へたり込む千歳に駆け寄ると、茫然とした千歳がオレを見上げる。バカ、来るのが遅い、とでも言うだろうか。あんたが逃げるからこんな目に遭った!と怒るだろうか。
オレは汗を拭いながら千歳に当たられるのを待ったが、千歳は何も言わずにぼろぼろと涙を零し始めた。まさかの出来事にぎょっとしたが、そりゃそうだよな。男3人に囲まれりゃ流石の千歳だって怖かったに決まってる。
嗚咽を漏らす千歳をどうにか慰めようと頭を撫でるつもりでそっと髪に触れたはいいものの、今それは逆効果なんじゃねーのってオレの頭ん中で警鐘が鳴った。
オレもきっと千歳にとっては嫌悪の対象、悪漢から助けたとはいえ、多分それは変わらない。
だから触れるべきじゃなかった、千歳の為にも?いや、それよりもオレはこの手を千歳に拒絶されることが怖いんだ。

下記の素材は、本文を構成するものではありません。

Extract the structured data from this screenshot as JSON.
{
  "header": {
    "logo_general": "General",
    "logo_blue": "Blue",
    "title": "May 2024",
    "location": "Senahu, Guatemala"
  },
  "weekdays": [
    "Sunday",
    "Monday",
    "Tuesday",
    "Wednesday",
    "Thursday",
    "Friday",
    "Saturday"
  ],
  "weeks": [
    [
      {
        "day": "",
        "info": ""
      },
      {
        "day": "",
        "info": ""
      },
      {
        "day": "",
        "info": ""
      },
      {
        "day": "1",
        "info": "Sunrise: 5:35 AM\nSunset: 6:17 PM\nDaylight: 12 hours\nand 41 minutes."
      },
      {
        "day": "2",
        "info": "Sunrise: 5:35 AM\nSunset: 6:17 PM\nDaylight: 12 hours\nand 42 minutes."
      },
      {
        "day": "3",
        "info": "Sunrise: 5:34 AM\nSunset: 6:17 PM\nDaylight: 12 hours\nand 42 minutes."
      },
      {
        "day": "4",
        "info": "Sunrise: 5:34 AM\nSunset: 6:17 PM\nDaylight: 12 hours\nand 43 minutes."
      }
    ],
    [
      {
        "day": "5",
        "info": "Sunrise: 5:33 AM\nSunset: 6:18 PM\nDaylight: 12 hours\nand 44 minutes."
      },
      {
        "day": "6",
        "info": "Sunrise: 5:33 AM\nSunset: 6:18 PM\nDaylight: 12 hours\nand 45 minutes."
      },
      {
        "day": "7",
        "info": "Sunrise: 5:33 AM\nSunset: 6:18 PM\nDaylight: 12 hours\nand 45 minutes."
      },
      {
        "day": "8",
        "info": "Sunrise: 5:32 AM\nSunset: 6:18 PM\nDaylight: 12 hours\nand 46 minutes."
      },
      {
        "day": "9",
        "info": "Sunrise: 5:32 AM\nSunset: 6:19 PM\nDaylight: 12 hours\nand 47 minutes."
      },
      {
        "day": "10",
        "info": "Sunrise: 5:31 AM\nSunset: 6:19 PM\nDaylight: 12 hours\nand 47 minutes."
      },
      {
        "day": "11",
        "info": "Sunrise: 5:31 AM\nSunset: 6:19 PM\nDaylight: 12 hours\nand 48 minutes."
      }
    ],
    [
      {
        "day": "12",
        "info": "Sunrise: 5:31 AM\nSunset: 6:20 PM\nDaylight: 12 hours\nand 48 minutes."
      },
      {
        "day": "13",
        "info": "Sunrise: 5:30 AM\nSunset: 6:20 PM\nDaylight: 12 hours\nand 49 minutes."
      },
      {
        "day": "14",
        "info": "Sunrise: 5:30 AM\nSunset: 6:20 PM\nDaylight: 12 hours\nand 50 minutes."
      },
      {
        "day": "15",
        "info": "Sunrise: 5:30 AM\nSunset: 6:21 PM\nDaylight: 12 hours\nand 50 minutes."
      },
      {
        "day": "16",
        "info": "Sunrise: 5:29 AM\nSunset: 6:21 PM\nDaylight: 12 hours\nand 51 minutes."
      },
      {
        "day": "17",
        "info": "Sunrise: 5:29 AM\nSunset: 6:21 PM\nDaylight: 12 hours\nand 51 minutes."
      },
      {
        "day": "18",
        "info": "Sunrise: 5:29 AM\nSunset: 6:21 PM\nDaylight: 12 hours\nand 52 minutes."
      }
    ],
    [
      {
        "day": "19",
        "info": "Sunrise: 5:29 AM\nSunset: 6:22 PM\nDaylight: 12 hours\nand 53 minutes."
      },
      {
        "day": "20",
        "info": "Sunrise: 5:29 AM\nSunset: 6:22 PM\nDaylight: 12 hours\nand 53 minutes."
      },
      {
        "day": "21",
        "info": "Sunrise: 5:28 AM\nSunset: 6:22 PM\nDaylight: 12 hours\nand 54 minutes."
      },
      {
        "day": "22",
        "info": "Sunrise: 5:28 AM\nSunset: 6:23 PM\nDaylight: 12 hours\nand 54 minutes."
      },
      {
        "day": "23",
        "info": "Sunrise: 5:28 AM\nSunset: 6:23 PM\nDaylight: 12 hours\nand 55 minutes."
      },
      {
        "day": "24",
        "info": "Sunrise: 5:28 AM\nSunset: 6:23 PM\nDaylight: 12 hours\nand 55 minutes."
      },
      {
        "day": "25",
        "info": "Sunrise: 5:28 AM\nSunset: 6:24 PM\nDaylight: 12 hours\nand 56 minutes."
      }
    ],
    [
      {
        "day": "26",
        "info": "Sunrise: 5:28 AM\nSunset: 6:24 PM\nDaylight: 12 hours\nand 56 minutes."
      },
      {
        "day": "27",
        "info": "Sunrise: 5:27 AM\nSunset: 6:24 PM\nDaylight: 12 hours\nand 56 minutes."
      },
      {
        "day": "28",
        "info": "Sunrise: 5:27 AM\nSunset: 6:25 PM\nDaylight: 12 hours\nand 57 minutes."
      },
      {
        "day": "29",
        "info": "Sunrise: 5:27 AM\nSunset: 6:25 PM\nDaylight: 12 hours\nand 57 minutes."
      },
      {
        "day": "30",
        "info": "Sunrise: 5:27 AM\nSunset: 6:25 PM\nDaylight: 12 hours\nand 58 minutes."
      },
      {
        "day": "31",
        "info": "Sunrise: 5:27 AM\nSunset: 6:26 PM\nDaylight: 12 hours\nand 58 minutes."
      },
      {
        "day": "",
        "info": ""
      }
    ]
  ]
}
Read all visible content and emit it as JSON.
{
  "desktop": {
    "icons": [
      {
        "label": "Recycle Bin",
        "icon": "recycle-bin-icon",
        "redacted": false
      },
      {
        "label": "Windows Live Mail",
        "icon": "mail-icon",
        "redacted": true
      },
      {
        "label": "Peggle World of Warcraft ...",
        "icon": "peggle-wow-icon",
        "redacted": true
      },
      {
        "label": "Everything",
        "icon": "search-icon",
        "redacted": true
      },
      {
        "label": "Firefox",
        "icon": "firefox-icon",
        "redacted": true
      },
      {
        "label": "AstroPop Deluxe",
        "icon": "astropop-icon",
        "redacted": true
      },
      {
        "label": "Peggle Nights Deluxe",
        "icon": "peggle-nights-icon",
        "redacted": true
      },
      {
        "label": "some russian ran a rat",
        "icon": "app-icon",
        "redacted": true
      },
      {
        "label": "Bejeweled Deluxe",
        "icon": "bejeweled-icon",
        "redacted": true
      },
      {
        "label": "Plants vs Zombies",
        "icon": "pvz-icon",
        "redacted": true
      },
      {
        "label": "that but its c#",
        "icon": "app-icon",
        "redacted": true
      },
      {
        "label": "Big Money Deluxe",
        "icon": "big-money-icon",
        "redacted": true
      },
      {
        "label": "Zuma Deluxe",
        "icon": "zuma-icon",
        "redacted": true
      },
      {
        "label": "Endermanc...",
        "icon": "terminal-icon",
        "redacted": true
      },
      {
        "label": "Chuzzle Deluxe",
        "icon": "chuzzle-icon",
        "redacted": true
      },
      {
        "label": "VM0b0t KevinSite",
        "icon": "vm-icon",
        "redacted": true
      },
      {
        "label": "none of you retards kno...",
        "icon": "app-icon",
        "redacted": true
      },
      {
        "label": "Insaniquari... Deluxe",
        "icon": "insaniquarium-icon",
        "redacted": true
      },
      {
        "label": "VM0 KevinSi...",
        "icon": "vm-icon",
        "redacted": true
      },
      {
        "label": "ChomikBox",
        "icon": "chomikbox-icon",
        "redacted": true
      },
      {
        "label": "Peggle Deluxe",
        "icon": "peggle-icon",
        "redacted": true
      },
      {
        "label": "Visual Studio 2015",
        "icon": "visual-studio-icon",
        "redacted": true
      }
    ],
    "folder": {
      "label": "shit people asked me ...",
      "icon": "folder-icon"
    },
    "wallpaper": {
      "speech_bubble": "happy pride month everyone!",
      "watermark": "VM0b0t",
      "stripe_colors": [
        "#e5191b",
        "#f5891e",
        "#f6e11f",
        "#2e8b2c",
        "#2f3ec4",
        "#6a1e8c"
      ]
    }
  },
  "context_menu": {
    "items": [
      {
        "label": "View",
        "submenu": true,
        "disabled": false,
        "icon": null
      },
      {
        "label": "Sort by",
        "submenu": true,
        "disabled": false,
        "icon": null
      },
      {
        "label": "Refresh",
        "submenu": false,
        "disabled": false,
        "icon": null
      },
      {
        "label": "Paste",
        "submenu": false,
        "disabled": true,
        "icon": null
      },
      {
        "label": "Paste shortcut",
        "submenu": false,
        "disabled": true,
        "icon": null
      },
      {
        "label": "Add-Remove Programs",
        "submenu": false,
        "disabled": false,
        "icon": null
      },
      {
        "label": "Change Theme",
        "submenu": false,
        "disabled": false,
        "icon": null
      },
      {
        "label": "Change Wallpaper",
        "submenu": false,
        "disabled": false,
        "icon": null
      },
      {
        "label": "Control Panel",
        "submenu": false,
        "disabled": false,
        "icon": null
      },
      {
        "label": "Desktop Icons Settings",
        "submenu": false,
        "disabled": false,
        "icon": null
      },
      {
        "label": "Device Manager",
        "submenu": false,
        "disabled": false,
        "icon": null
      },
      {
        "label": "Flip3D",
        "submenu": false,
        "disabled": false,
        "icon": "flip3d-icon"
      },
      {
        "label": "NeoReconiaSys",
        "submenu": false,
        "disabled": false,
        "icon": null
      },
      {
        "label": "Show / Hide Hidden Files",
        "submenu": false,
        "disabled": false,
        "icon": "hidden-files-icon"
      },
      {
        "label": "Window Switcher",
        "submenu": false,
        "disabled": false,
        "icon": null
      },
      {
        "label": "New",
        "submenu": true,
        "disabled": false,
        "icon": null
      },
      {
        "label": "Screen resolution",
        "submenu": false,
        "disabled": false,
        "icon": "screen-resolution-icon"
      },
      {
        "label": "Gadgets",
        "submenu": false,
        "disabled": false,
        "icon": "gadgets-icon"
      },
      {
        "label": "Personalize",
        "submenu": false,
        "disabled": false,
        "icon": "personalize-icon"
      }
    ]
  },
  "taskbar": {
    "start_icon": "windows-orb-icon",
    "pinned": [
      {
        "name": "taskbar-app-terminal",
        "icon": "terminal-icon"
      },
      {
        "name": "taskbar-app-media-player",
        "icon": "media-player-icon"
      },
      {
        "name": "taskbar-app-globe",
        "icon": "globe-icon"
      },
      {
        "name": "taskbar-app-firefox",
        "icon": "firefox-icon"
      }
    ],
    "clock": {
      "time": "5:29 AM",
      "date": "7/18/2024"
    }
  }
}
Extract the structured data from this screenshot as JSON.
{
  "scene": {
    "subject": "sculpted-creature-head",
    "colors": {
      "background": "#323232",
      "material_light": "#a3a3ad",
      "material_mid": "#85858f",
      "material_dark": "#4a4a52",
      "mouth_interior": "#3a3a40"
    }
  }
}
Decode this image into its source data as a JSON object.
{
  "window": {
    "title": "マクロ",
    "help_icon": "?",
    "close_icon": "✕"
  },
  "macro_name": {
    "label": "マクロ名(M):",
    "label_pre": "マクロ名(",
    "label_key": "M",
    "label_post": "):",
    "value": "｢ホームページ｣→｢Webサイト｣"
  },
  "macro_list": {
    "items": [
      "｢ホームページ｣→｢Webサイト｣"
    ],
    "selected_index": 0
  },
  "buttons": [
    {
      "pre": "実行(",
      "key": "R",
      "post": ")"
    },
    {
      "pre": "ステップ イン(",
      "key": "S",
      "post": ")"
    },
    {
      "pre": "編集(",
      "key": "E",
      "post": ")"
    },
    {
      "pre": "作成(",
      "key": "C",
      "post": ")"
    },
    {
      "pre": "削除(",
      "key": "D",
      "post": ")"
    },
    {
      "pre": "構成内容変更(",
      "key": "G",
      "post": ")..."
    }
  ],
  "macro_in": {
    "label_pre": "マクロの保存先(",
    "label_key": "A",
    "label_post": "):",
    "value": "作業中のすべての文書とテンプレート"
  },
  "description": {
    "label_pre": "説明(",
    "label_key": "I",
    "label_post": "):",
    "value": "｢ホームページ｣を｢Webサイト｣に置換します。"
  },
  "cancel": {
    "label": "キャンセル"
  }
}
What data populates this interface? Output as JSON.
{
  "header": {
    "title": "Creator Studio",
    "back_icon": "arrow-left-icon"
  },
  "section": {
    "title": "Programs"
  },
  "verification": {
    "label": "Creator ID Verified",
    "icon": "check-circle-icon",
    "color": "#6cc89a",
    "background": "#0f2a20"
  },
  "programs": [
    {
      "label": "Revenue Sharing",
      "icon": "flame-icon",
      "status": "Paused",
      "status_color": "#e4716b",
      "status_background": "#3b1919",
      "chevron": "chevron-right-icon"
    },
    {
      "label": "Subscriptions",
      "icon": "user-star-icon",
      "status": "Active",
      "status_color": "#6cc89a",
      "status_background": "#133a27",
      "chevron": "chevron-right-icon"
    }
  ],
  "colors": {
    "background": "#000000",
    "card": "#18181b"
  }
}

千歳に嫌われていることを改めて実感したくなんかない、もし今触るなとこの手を振り払われたら...
情けない話だが、そう思うとそれ以上手は動かなかった。動かせなかった。
指先に千歳の髪が微かに触れるだけのこの段階ではひとまず拒絶はされずに済んでホッとしながらも、尚も内心はビクついてる。だっせオレ、ここまできて自分の心配かよカッコワリ。
さぁいつもみたいに得意の憎まれ口でも叩けよ千歳。覚悟を決めて上がった息を整える。
だが、千歳の口から出てきたのは予想外にも憎まれ口でも恨み言でもなく拒絶でもなく、オレの名前だけだった。

「っ黒田ぁ...」

少し掠れた千歳の声に、物理的にも精神的にも衝撃を受けた。体当たりみたいな抱擁、背中に回った千歳の手が燕尾の生地を握り締める。
涙を零しながら震える千歳の悲痛な表情が脳裏に焼き付いて離れない、やっぱりあいつらぶっ飛ばしてやればよかった!
さめざめと泣く千歳を抱き締めてやることしか出来ないなんて、オレは何て無力なんだろう。千歳を一人になんてすんじゃなかった、オレが猫耳を恥じてなきゃこんなことにはならなかっただろうに。自己嫌悪で押し潰されそうになる。あぁでもそれ以上に、

「っ千歳が無事でよかった...」

思わずそう呟いてしまったオレの言葉が千歳の耳に届いたのかは分からない。千歳への罪悪感と無事でいてくれた安堵感、それから千歳がオレの腕ん中にいるっていう幸福感。色んな感情が渦巻く中でオレは千歳が落ち着きを取り戻すまで、その身体を抱き締め続けた。